Dr. Sastry received his Ph.D. in 1981 from the UC Berkeley. He was on the faculty of MIT as assistant professor from 1980-82 and at Harvard University as a chaired Gordon Mc Kay professor in 1994. He has held visiting appointments at the Australian National University, Canberra the University of Rome, Scuola Normale and University of Pisa, the CNRS laboratory LAAS in Toulouse (poste rouge), Professor Invite at Institut National Polytechnique de Grenoble (CNRS laboratory VERIMAG), and as a Vinton Hayes visiting fellow at the Center for Intelligent Control Systems at MIT. His areas of personal research are embedded and autonomous software for unmanned systems (especially aerial vehicles), computer vision, computation in novel substrates such as quantum computing, nonlinear and adaptive control, robotic telesurgery, control of hybrid and embedded systems, network embedded systems and software.
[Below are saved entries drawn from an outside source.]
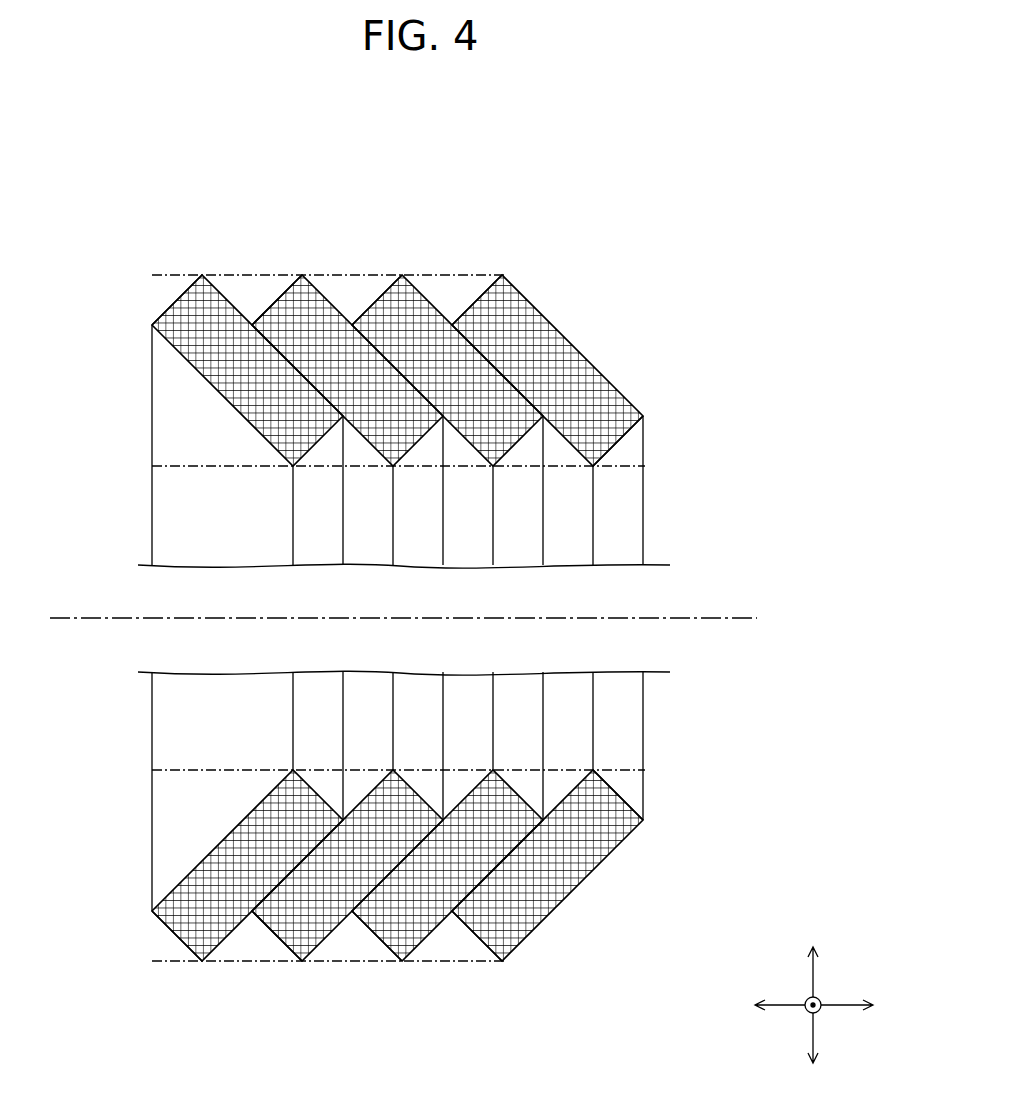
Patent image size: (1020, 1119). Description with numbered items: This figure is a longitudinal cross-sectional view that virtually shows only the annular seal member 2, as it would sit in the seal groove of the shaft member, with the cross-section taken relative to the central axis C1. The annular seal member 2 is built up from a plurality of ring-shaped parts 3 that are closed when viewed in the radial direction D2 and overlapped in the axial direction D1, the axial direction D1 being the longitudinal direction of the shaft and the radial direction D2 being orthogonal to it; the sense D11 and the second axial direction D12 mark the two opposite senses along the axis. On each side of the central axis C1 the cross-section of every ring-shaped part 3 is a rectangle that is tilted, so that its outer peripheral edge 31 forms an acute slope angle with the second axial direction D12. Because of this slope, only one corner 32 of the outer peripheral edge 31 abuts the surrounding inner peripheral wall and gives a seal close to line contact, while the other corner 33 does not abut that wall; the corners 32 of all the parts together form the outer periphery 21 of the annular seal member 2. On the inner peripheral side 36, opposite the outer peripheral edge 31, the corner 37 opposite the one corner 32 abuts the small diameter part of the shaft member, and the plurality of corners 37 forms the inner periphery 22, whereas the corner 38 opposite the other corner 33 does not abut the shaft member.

The annular seal member 2 is at (42, 190).
The ring-shaped part 3 is at (225, 381).
The outer periphery 21 is at (472, 275).
The inner periphery 22 is at (524, 468).
The outer peripheral edge 31 is at (180, 297).
The one corner 32 is at (202, 275).
The other corner 33 is at (152, 325).
The inner peripheral side 36 is at (622, 443).
The corner 37 is at (293, 467).
The corner 38 is at (643, 416).
The central axis C1 is at (738, 620).
The axial direction D1 is at (835, 1008).
The radial direction D2 is at (813, 985).
The first direction side D11 is at (896, 1004).
The second axial direction D12 is at (727, 1004).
Most recently he has been concerned with cybersecurity and critical infrastructure protecton, and has helped establish an NSF Science and Technology Center, TRUST (Team for Research in Ubiquitous Secure Technologies)

 

He has coauthored over 350 technical papers and nine books, including Adaptive Control: Stability, Convergence and Robustness (with M. Bodson, Prentice Hall, 1989) and A Mathematical Introduction to Robotic Manipulation (with R. Murray and Z. Li, CRC Press, 1994), Nonlinear Systems: Analysis, Stability and Control (Springer-Verlag, 1999), and An Invitation to 3D Vision:  From Images to Models (Springer Verlag, 2003) (with Y. Ma. S. Soatto, and J. Kosecka). Dr. Sastry served as Associate Editor for numerous publications, including: IEEE Transactions on Automatic Control; IEEE Control Magazine; IEEE Transactions on Circuits and Systems; the Journal of Mathematical Systems, Estimation and Control; IMA Journal of Control and Information; the International Journal of Adaptive Control and Signal Processing; Journal of Biomimetic Systems and Materials. He is currently an Associate Editor of the IEEE Proceedings.

 

Dr. Sastry was elected to the National Academy of Engineering in 2001 and to the American Academy of Arts and Sciences (AAAS) in 2004.  He is on the Technical Advisory Group of the President’s Council of Advisors on Science and Technology. He was on the US Air Force Science Board from 2003-2006, and is chairman of the board of the International Computer Science Institute. He is also a member of the boards of the Federation of American Scientists and ESCHER (Embedded Systems Consortium for Hybrid and Embedded Research). Among his many honors, he received the President of India Gold Medal in 1977, the IBM Faculty Development award for 1983-1985, the NSF Presidential Young Investigator Award in 1985, the Eckman Award of the of the American Automatic Control Council in 1990, the Ragazzini Award for Distinguished Accomplishments in teaching in 2005, an M. A. (honoris causa) from Harvard in 1994, Fellow of the IEEE in 1994, the distinguished Alumnus Award of the Indian Institute of Technology in 1999, and the David Marr prize for the best paper at the International Conference in Computer Vision in 1999.

 

He has supervised more than 50 doctoral students to completion and over 50 MS students. His students now occupy leadership roles in several locations and on the faculties of many major universities in the United States and abroad.